With a 16-cylinder engine made from two V8s stuck together, the Cizeta-Moroder V16T was one of the most ambitious hypercar projects ever attempted. The engine was mounted in a Fiero-like sideways fashion, instead of the longitudinal way you’d expect in a Lamborghini. Even the headlights were over-the-top, it had two flip-up lamps on each side.
Dauer Porsche 962
Known as the Dauer 962 Le Mans, it’s an extremely limited edition street-version of Porsche’s dominant 962 race car. It’s also said up to five of these once lived in the Brunei royal garage. At one time, they were arguably the fastest road cars in the world. That is, if you actually consider them “road cars.”
Ferrari 456 Venice
The Ferrari 456 is arguably the most elegant car to come from Maranello in recent years. That being said — why stop with mere elegance when you’re a Sultan. No, a Sultan demands indulgence. Which we’re assuming is why he built himself a four-door sedan and wagon version of the Italian stallion. With a wave of his hand, he commissioned design-shop Pininfarina to build some super-sized versions. We’re even told the Sultan reportedly had them set up shop on the royal grounds, just for this sort of special project. Must have been why they tossed in that sexy drop-top 456 Spider at no extra cost.
The Ferrari F40 only came in red, right? Not if you’re the Sultan. It’s ironic to see the most exciting car of its day in the most drab color imaginable.
Obviously, this wasn’t the only McLaren in the garage, but where else are you gonna find one in yellow? And we all know what yellow is good for. We can see it now ,the Sultan cruising, one chick magnetically sealed to each side due to the raw yellow magnetism of the McLaren.

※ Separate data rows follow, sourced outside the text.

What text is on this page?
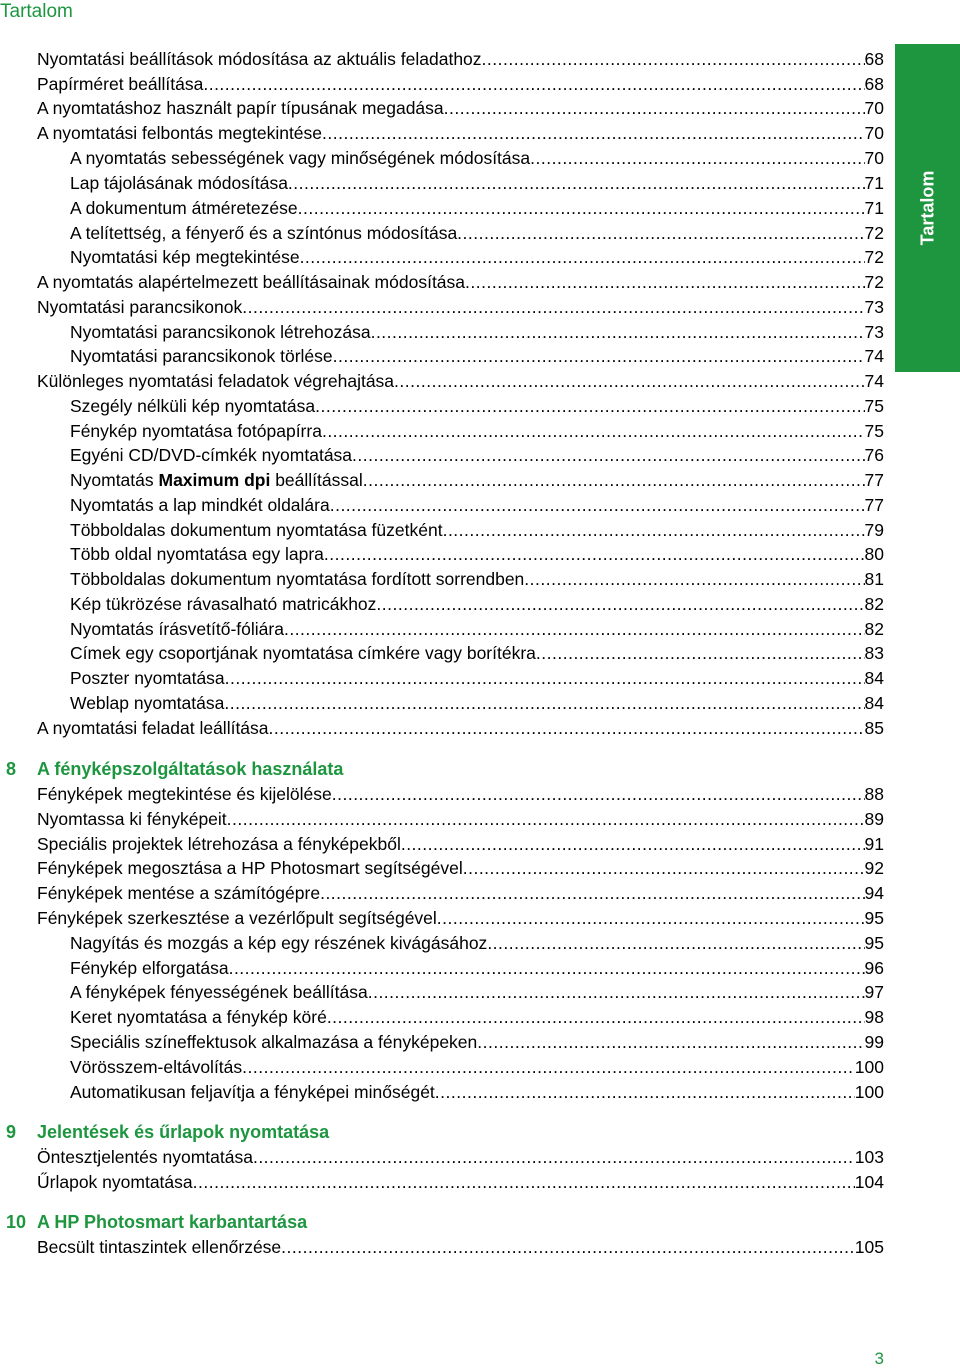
Tartalom
Tartalom
Nyomtatási beállítások módosítása az aktuális feladathoz .....	68
Papírméret beállítása .....	68
A nyomtatáshoz használt papír típusának megadása .....	70
A nyomtatási felbontás megtekintése .....	70
A nyomtatás sebességének vagy minőségének módosítása .....	70
Lap tájolásának módosítása .....	71
A dokumentum átméretezése .....	71
A telítettség, a fényerő és a színtónus módosítása .....	72
Nyomtatási kép megtekintése .....	72
A nyomtatás alapértelmezett beállításainak módosítása .....	72
Nyomtatási parancsikonok .....	73
Nyomtatási parancsikonok létrehozása .....	73
Nyomtatási parancsikonok törlése .....	74
Különleges nyomtatási feladatok végrehajtása .....	74
Szegély nélküli kép nyomtatása .....	75
Fénykép nyomtatása fotópapírra .....	75
Egyéni CD/DVD-címkék nyomtatása .....	76
Nyomtatás Maximum dpi beállítással .....	77
Nyomtatás a lap mindkét oldalára .....	77
Többoldalas dokumentum nyomtatása füzetként .....	79
Több oldal nyomtatása egy lapra .....	80
Többoldalas dokumentum nyomtatása fordított sorrendben .....	81
Kép tükrözése rávasalható matricákhoz .....	82
Nyomtatás írásvetítő-fóliára .....	82
Címek egy csoportjának nyomtatása címkére vagy borítékra .....	83
Poszter nyomtatása .....	84
Weblap nyomtatása .....	84
A nyomtatási feladat leállítása .....	85
8 A fényképszolgáltatások használata
Fényképek megtekintése és kijelölése .....	88
Nyomtassa ki fényképeit .....	89
Speciális projektek létrehozása a fényképekből .....	91
Fényképek megosztása a HP Photosmart segítségével .....	92
Fényképek mentése a számítógépre .....	94
Fényképek szerkesztése a vezérlőpult segítségével .....	95
Nagyítás és mozgás a kép egy részének kivágásához .....	95
Fénykép elforgatása .....	96
A fényképek fényességének beállítása .....	97
Keret nyomtatása a fénykép köré .....	98
Speciális színeffektusok alkalmazása a fényképeken .....	99
Vörösszem-eltávolítás .....	100
Automatikusan feljavítja a fényképei minőségét .....	100
9 Jelentések és űrlapok nyomtatása
Öntesztjelentés nyomtatása .....	103
Űrlapok nyomtatása .....	104
10 A HP Photosmart karbantartása
Becsült tintaszintek ellenőrzése .....	105
3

Mercedes-Benz Argento Vivo
Essentially a re-bodied SL, the Argento Vivo design was originally a Honda concept car by the same name. But what sets a Honda concept apart from a Mercedes is all about what’s under the hood. In this case, an AMG 7.3-liter V12, the same engine used in the Pagani Zonda.
Mercedes-Benz S73 Touring
Yet another awesome wagon, the special S-class Touring model was designed just for the Sultan. Of course, it never hurts to have some extra power to drag around all that extra cargo room, so AMG installed another one of their 7.3-liter V12s under that pretty hood.
Mercedes-Benz 600 Landaulet
That’s not just a sheet-metal restoration. It’s been restored by HWA, the people that made the CLK-GTR, and was given modern underpinnings from a (then) new S-class. Style of the old, power of the new.
Mercedes-Benz 300 SL
The Sultan didn’t just use HWA for the 600 above. Like many tuning houses, the Sultan of cars had them take a swing at a few four-wheeled wonders. Like the Mercedes above. Sure, it looks just like a normal 300 SL, but it’s got a modern drivetrain. That gives it plenty of “go” to match the gullwing “show.”
Lamborghini LM002 Wagon
What could be better than the Rambo-Lambo? How about a wagon version? Just looking at this thing pumps enough testosterone into our system to make us want to go on a Lion-hunting expedition. In the middle of a war zone.
Jaguar XJ220 Pininfarina
Think Jaguar’s XJ220 is just too ugly? Of course not. So why would you have one re-styled by Pininfarina? Because you can, and because the end result looks absolutely fantastic.
Range Rover Limo
Nowadays, it’s common to see stretched Escalades and Navigators, but this Range Rover was stretched long before big SUVs were played out.
Styled by Bertone, this one-off Roller dubbed the Majestic is distinct enough to be noticed by those in the know, but subtle enough to be overlooked by most everyone else. Much less vulgar than say, a current Phantom.
What collection would be complete without a basic stretched Rolls-Royce? The Sultan had plenty of limos like these, but something about this Roller just gives it the quintessential “rich guy” flavor.